The Strategic Reperfusion Early After Myocardial Infarction (STREAM) study was published in the New England Journal of Medicine on Sunday while the study's co-lead, Belgian researcher Frans Van de Werf, presented the findings at American College of Cardiology conference in San Francisco.
"We think they're very significant," Armstrong said. "We have been looking at it for almost five years."
The topic of which of the two methods are superior for treating heart attacks has been highly contested in the cardiovascular medical field, Armstrong said.
While many have believed the angioplasty-only approach is superior, it is also less accessible because it needs to be administered as soon as possible by specialists in a tertiary care hospital, of which only three exist in Alberta.
In many parts of the world, access to specialized catheter angioplasty facilities is very limited. Armstrong said delays while waiting for angioplasty without drugs can lead to a loss of heart muscle and ultimately higher rates of death.
Angioplasty uses a catheter to open a blocked coronary artery, while the clot-busting drugs can be administered in the ambulance by a paramedic.
"We need to move the goal posts out into the community faster to the patients. Because of course we have been spectacularly unsuccessful in modifying human behaviour and getting them to come to the hospital more quickly," he said.
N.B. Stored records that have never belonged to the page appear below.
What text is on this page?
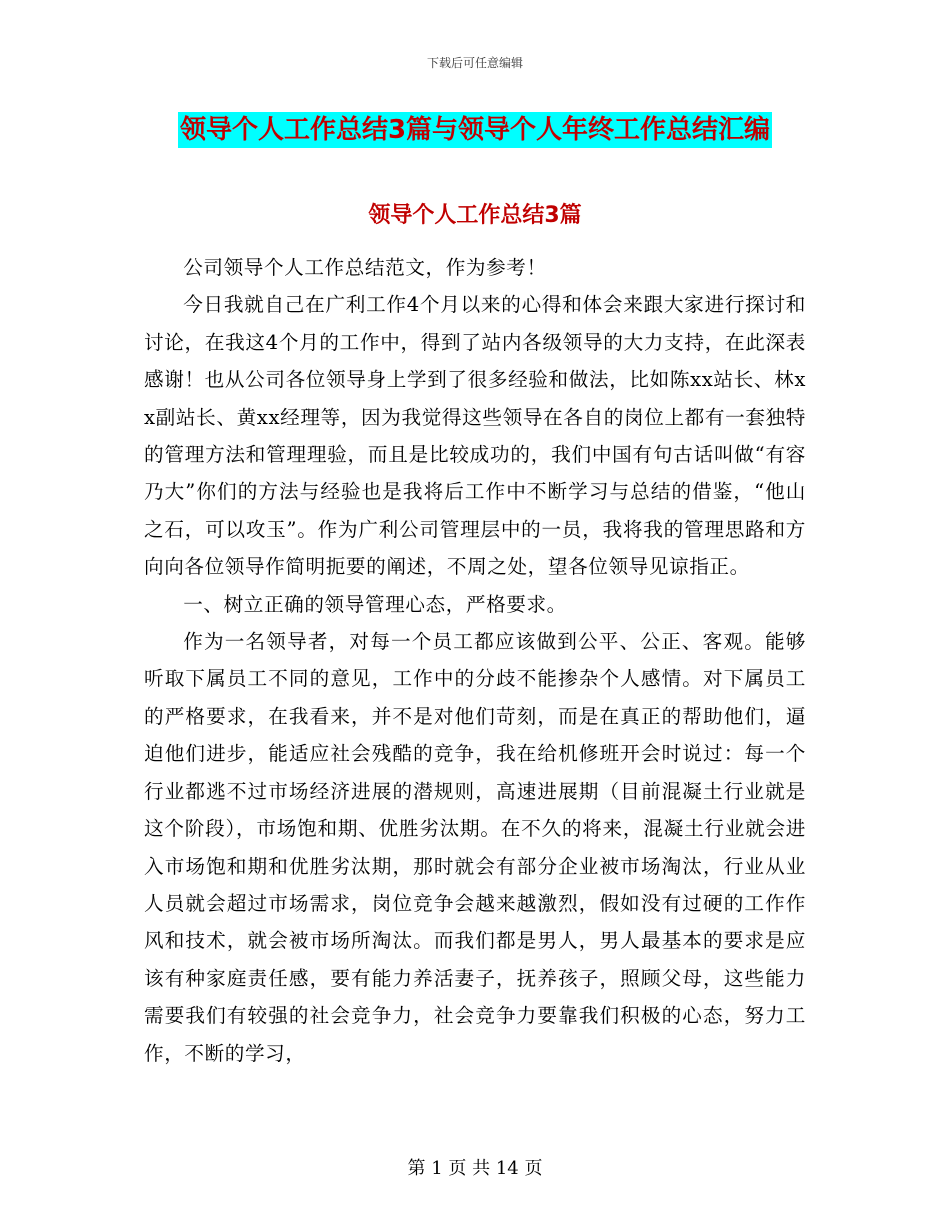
下载后可任意编辑
领导个人工作总结3篇与领导个人年终工作总结汇编
领导个人工作总结3篇

公司领导个人工作总结范文，作为参考！

今日我就自己在广利工作4个月以来的心得和体会来跟大家进行探讨和讨论，在我这4个月的工作中，得到了站内各级领导的大力支持，在此深表感谢！也从公司各位领导身上学到了很多经验和做法，比如陈xx站长、林xx副站长、黄xx经理等，因为我觉得这些领导在各自的岗位上都有一套独特的管理方法和管理理验，而且是比较成功的，我们中国有句古话叫做“有容乃大”你们的方法与经验也是我将后工作中不断学习与总结的借鉴，“他山之石，可以攻玉”。作为广利公司管理层中的一员，我将我的管理思路和方向向各位领导作简明扼要的阐述，不周之处，望各位领导见谅指正。

一、树立正确的领导管理心态，严格要求。

作为一名领导者，对每一个员工都应该做到公平、公正、客观。能够听取下属员工不同的意见，工作中的分歧不能掺杂个人感情。对下属员工的严格要求，在我看来，并不是对他们苛刻，而是在真正的帮助他们，逼迫他们进步，能适应社会残酷的竞争，我在给机修班开会时说过：每一个行业都逃不过市场经济进展的潜规则，高速进展期（目前混凝土行业就是这个阶段），市场饱和期、优胜劣汰期。在不久的将来，混凝土行业就会进入市场饱和期和优胜劣汰期，那时就会有部分企业被市场淘汰，行业从业人员就会超过市场需求，岗位竞争会越来越激烈，假如没有过硬的工作作风和技术，就会被市场所淘汰。而我们都是男人，男人最基本的要求是应该有种家庭责任感，要有能力养活妻子，抚养孩子，照顾父母，这些能力需要我们有较强的社会竞争力，社会竞争力要靠我们积极的心态，努力工作，不断的学习，

第 1 页 共 14 页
"The fact that we shaved nearly an hour off the conventional time to treatment, getting them treated very early, in either case we think was rewarded with a fairly low mortality rate."
Armstrong's study used 1,900 patients from 15 countries, including 65 patients from Edmonton, and followed them for 30 days after their treatments. Half were treated with the clot-busting drugs, followed by an angioplasty, and the other half just had angioplasties within three hours. Researchers measured the patients' likelihood of shock, recurrent heart attacks, and heart failure.
Armstrong expects the findings to be put to use immediately in the medical field. His team will continue to work with the patients and publish updated findings next year.